Same here where I live, and I don't spook at open carry nor when I spot a concealed carried gun. I still choose to carry concealed when I do to avoid problems. If I feel brandishing the gun is called for to prevent an attack then I would do so, but I don't feel constantly advertising that I have a gun on me is in my best interest.

I feel the same about "this house protected by a gun" signs. It just makes people want to wait until you aren't home to rob it for the gun. Big stick, walk softly kind of thing, but whatever works for you.
 

fskimospy

Elite Member
Mar 10, 2006
84,036
48,026
136
I really like the last sentence. School shootings are pretty rare, so why muck things up with having a gun around at all. You make a very good point. Still, gun free zones do practically guarantee a shooter that there will be zero armed resistance. So it is hard to say if armed school staff would ultimately help enough to outweigh the improbably but inevitable accidents.

I wouldn't mind a teacher being trained as a reserve deputy and then having a locked handgun safe in their room that only they could open. After school the gun could be transferred to a locked carry box and taken off campus, at which point the teacher/deputy could either wear the gun concealed or just keep it in the locked box until they got it home where they would secure it for the night.

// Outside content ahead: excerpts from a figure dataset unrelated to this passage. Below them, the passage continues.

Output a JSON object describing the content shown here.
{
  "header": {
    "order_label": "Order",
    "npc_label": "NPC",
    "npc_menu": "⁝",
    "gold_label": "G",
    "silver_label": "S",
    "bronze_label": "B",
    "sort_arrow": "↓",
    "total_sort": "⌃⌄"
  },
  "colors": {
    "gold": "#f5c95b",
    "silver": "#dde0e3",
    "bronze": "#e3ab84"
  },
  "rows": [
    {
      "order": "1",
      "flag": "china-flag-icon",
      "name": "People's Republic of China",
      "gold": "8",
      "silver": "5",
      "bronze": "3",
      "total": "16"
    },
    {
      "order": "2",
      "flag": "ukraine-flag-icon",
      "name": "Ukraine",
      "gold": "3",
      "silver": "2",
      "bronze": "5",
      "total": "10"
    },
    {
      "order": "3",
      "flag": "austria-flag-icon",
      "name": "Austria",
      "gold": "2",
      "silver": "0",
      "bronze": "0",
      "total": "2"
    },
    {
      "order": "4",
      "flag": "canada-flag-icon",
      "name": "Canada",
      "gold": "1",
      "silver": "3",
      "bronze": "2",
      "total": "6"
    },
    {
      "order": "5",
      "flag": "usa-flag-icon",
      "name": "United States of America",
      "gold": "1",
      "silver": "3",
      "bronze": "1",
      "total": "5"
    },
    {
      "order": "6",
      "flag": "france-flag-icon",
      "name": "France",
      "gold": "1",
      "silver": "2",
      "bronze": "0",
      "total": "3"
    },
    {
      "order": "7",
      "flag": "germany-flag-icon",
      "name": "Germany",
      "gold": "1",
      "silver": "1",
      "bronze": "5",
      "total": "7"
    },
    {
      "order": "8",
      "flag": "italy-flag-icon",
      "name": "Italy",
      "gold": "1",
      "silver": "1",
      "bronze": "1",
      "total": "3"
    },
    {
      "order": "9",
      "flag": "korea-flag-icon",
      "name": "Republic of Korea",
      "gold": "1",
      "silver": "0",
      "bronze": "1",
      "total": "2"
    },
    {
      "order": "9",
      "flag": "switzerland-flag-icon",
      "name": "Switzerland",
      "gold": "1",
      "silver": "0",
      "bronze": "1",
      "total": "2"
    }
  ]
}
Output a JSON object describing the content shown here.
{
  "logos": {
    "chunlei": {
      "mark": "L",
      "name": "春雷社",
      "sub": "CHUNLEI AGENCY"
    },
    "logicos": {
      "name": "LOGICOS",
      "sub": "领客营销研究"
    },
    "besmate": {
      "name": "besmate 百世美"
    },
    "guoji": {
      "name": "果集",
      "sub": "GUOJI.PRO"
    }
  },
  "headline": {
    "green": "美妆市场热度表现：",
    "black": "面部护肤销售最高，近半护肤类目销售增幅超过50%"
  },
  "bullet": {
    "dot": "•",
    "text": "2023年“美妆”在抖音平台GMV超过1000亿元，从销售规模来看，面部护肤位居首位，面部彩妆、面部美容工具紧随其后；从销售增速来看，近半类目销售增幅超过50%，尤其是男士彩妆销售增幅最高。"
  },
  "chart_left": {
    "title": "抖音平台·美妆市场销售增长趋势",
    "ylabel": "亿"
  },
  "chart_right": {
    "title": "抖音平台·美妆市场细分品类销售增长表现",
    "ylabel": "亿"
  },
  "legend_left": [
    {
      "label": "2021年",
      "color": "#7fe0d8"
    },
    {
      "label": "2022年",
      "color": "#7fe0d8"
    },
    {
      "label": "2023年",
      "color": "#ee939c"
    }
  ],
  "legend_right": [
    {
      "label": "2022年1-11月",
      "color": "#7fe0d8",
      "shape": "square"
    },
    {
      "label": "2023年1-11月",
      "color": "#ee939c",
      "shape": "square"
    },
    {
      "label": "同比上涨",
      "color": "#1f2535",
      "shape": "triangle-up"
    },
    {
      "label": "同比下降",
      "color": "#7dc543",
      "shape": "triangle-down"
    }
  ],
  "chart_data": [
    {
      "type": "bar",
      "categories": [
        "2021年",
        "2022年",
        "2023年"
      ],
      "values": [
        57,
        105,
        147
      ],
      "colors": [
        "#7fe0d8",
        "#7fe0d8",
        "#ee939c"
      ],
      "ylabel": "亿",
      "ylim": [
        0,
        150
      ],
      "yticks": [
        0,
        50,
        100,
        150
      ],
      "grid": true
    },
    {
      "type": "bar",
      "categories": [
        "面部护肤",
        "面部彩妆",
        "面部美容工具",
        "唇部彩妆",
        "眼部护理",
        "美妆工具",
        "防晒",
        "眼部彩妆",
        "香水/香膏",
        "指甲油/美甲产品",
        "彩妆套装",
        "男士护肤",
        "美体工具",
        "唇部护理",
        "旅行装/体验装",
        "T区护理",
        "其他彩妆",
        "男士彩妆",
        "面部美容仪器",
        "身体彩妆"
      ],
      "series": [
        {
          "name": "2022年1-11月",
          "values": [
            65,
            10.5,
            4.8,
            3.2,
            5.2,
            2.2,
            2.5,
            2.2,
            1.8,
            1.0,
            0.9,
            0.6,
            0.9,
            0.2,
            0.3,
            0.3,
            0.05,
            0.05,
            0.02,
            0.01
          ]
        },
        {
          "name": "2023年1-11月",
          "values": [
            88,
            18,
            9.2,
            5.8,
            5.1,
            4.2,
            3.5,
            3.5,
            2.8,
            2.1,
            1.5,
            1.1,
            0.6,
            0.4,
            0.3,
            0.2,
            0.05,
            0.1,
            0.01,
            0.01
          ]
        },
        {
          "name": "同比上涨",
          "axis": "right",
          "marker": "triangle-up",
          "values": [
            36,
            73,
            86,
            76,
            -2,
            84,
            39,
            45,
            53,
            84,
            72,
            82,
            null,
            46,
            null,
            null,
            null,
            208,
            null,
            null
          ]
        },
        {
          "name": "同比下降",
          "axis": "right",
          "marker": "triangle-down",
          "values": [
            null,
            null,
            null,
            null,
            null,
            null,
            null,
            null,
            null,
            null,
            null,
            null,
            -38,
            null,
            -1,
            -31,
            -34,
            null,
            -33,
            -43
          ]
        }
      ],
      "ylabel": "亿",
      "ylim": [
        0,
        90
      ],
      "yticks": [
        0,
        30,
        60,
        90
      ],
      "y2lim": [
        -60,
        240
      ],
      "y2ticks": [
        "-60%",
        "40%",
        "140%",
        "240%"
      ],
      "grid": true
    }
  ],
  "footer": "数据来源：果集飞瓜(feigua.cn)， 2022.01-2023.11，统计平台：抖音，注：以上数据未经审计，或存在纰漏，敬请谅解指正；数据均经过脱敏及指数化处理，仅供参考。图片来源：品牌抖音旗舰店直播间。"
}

In other words, it is possible to have a gun accessible to a trained teacher at a school without a student getting their hands on it. But nobody could guarantee it 100%.

I imagine arming teachers would have similar effects to arming homeowners. While some homeowners certainly put their firearms to good defensive use the overall effect is to increase a gun owner’s odds of death by homicide and suicide through arguments, accidents, etc.

I think it’s easier for people to conceptualize a mass shooting or a home invasion so they put greater value on stopping those than they do in preventing the slow, daily grind of deaths by a million smaller mistakes.